= Celebrate Planet Earth =

U.S. non-profit organization

Celebrate Planet Earth, formerly known as Earth's Birthday Project, is a U.S.-based 501(c)(3) environmental educational non-profit organization.

== History ==
Since Earth's Birthday Project's founding in 1989, it is estimated that more than 15 million school children have participated in butterfly and sunflower activities, as well as rainforest and river conservation.

In the late 1980s, as the twentieth anniversary of Earth Day approached, Cliff Ross was teaching middle school in New York City. Ross, his wife Lisa Werenko and his brother Tom Ross had just published their first environmental children's book, It Zwibble, the Star-touched Dinosaur, through Scholastic. It seemed to them that Earth Day might be more effective if it could be a celebration; if it could become a day not only for activists but also for children. They thought, "Why not give the Earth a birthday party?"

They then invited children from across New York City to celebrate the first Earth's Birthday on the Great Lawn of Central Park. With the help of teachers, donors and the Parks Commission, the children celebrated the 20th anniversary of Earth Day on April 20, 1990, and were joined by NYC Mayor Dinkins.

The first year's events "launched" the Earth's Birthday Project as a nonprofit organization. Several components of the first celebration have become hallmarks of Earth's Birthday Project's educational activities through the years:
- Butterflies – With a donation from Carolina Biological Supply, cups of painted lady butterfly caterpillars were given to 4,000 Head Start classrooms. After observing the metamorphosis of caterpillars into butterflies, the preschoolers released the butterflies on Earth Day.
- Sunflower seeds – children planted seeds in their classrooms and took the seedlings home to enjoy in pots or gardens until they bloomed.
- Rainforest conservation – Inspired by the Children's Rainforest in Costa Rica, initiated by students at Fagervick School in Sweden, Ross's eighth-grade class at Packer Collegiate Institute enrolled children across NYC to collect pennies and purchase threatened rainforest land in Latin America. The children donated the funds to The Nature Conservancy, an international conservation organization.

Earth's Birthday Project still puts butterflies into the hands of children, through programs in schools and individually to families. The organization also promotes the teaching of environmental issues as part of school science curriculum.

Earth's Birthday Project rebranded as Celebrate Planet Earth in 2019.

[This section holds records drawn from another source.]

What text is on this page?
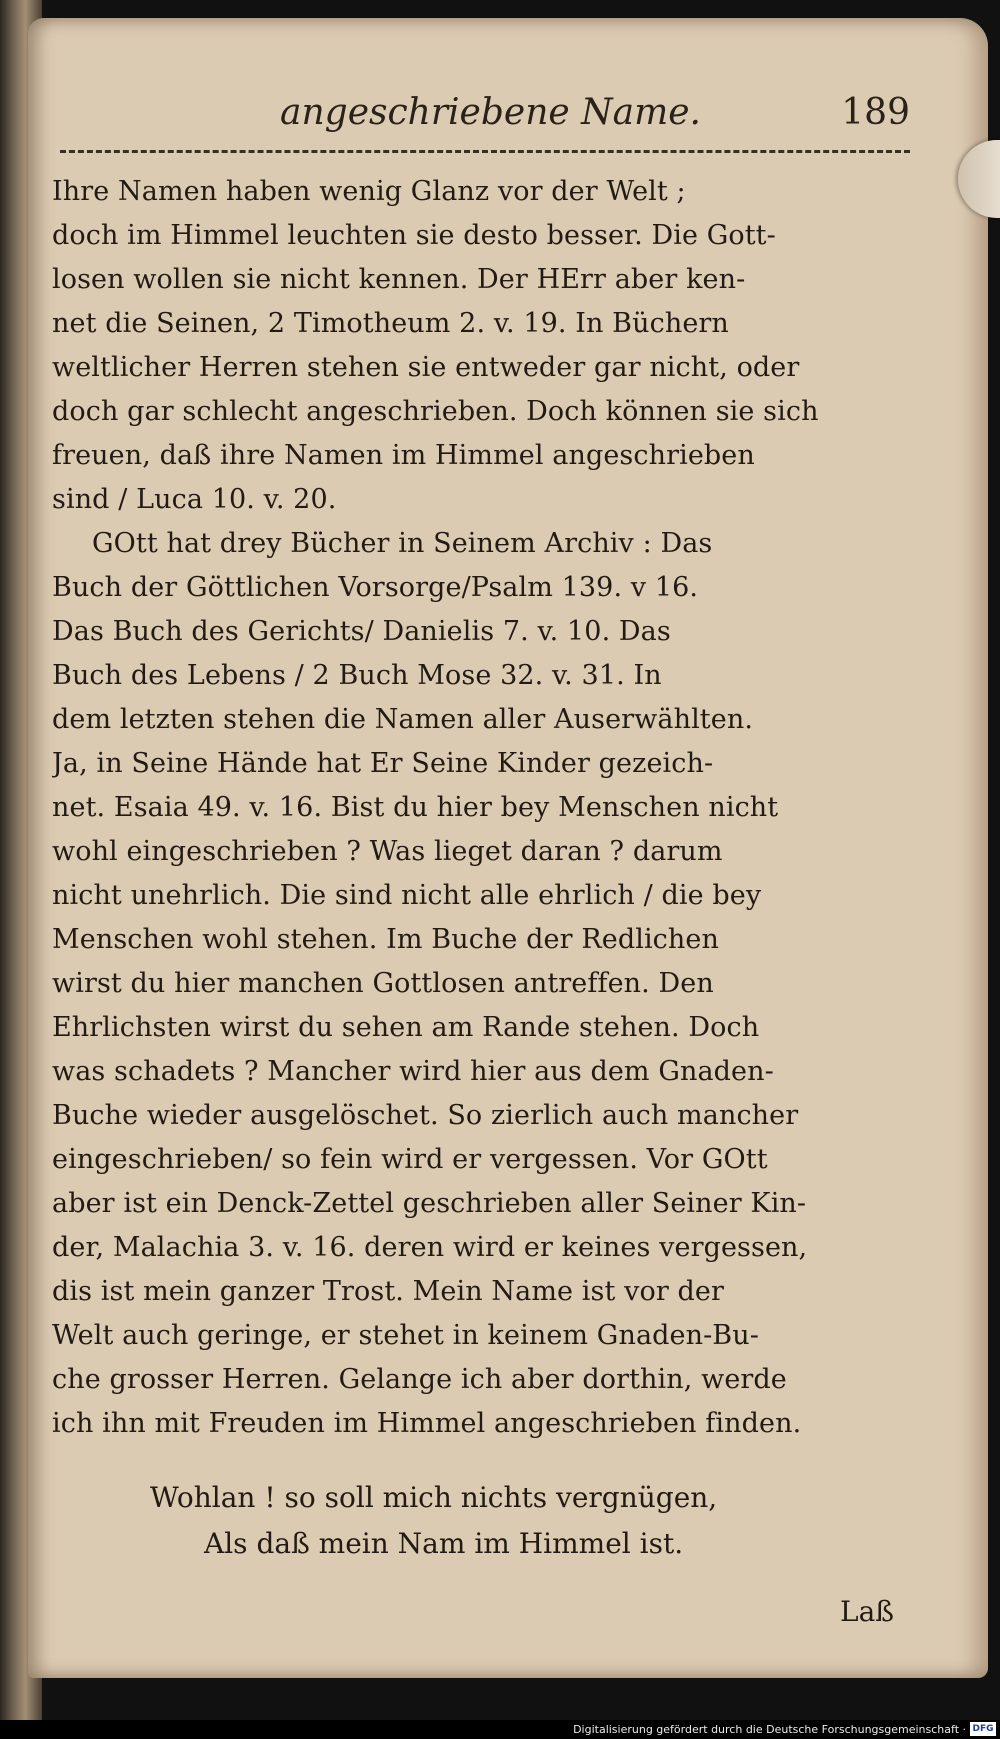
angeschriebene Name.	189
Ihre Namen haben wenig Glanz vor der Welt ;
doch im Himmel leuchten sie desto besser. Die Gott-
losen wollen sie nicht kennen. Der HErr aber ken-
net die Seinen, 2 Timotheum 2. v. 19. In Büchern
weltlicher Herren stehen sie entweder gar nicht, oder
doch gar schlecht angeschrieben. Doch können sie sich
freuen, daß ihre Namen im Himmel angeschrieben
sind / Luca 10. v. 20.
GOtt hat drey Bücher in Seinem Archiv : Das
Buch der Göttlichen Vorsorge/Psalm 139. v 16.
Das Buch des Gerichts/ Danielis 7. v. 10. Das
Buch des Lebens / 2 Buch Mose 32. v. 31. In
dem letzten stehen die Namen aller Auserwählten.
Ja, in Seine Hände hat Er Seine Kinder gezeich-
net. Esaia 49. v. 16. Bist du hier bey Menschen nicht
wohl eingeschrieben ? Was lieget daran ? darum
nicht unehrlich. Die sind nicht alle ehrlich / die bey
Menschen wohl stehen. Im Buche der Redlichen
wirst du hier manchen Gottlosen antreffen. Den
Ehrlichsten wirst du sehen am Rande stehen. Doch
was schadets ? Mancher wird hier aus dem Gnaden-
Buche wieder ausgelöschet. So zierlich auch mancher
eingeschrieben/ so fein wird er vergessen. Vor GOtt
aber ist ein Denck-Zettel geschrieben aller Seiner Kin-
der, Malachia 3. v. 16. deren wird er keines vergessen,
dis ist mein ganzer Trost. Mein Name ist vor der
Welt auch geringe, er stehet in keinem Gnaden-Bu-
che grosser Herren. Gelange ich aber dorthin, werde
ich ihn mit Freuden im Himmel angeschrieben finden.
Wohlan ! so soll mich nichts vergnügen,
Als daß mein Nam im Himmel ist.
Laß
Digitalisierung gefördert durch die Deutsche Forschungsgemeinschaft · DFG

== Butterflies and sunflowers ==
Earth's Birthday Project provides teachers with live butterflies, ladybugs and sunflower seeds to capture children's imaginations and to engage them in close observation of living things. Through corporate sponsorship, like International Paper and the Toyota U.S.A. Foundation, Earth's Birthday Project provides hands-on materials to classrooms for free. In northern New Mexico, the NM Public Education Department has sponsored elementary science initiatives with Earth's Birthday Project.

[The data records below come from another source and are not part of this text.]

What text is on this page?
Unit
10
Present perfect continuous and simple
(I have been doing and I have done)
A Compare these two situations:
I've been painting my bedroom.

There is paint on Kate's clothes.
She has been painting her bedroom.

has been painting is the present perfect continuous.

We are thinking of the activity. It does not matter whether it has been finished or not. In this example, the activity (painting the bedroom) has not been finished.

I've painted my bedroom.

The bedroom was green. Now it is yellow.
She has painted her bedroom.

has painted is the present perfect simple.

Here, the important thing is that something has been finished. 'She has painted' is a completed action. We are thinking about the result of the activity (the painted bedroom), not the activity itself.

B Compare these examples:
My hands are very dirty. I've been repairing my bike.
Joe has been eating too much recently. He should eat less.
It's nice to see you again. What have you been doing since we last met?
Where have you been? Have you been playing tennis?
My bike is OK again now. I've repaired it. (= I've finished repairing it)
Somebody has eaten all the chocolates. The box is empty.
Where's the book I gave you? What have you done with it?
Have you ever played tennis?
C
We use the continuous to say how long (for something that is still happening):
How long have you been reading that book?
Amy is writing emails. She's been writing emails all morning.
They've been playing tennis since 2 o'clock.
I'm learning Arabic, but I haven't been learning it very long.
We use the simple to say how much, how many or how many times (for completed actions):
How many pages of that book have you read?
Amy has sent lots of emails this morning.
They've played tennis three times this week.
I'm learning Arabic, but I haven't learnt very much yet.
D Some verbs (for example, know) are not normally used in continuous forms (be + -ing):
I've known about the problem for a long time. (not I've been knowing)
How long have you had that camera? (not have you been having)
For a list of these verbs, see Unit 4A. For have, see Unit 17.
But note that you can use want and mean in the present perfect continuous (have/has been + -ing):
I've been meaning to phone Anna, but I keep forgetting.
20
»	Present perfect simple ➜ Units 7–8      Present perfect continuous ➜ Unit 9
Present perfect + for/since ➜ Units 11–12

== Rainforest conservation ==
Between 1989 and 2009, students participating in coin drives, bottle collections and other simple fundraising activities have raised $6.25 million to purchase and protect more than 400,000 acres of rainforest and other endangered habitat in partnership with conservation organizations like The Nature Conservancy, Conservation International and Nature & Culture International.

== Criticism ==
There is concern about the environmental impact of butterfly releases, in particular the release of monarch butterflies at weddings. Underlying the arguments against butterfly releases is the idea that companies should not raise butterflies for any commercial purposes, including science education, butterfly pavilions, weddings and celebrations; butterflies should only be experienced in nature. Arguments include the potential spread of disease into wild populations, influence on the gene pool, introduction of species outside of their native range and cruelty to captive insects. Whether these concerns are overstated or if they need serious study is unclear. Concerning Earth's Birthday Project specifically, the organization supplies painted lady butterfly caterpillars, which are native throughout North America, for educational purposes only. Observing the metamorphosis of a butterfly in approximately 21 days teaches children about insect life cycles which is included in the required curricula of many states. Butterfly releases by a classroom are small, 3–5 butterflies; if several classrooms participate, there may be 20–30 butterflies. In addition teachers and parents report that raising butterflies introduces children to caring for the natural world and leads easily to improving wildlife habitat at school and in the local community.

==Partners==
Partners of the organization include World Land Trust, The Nature Conservancy, and African Wildlife Foundation.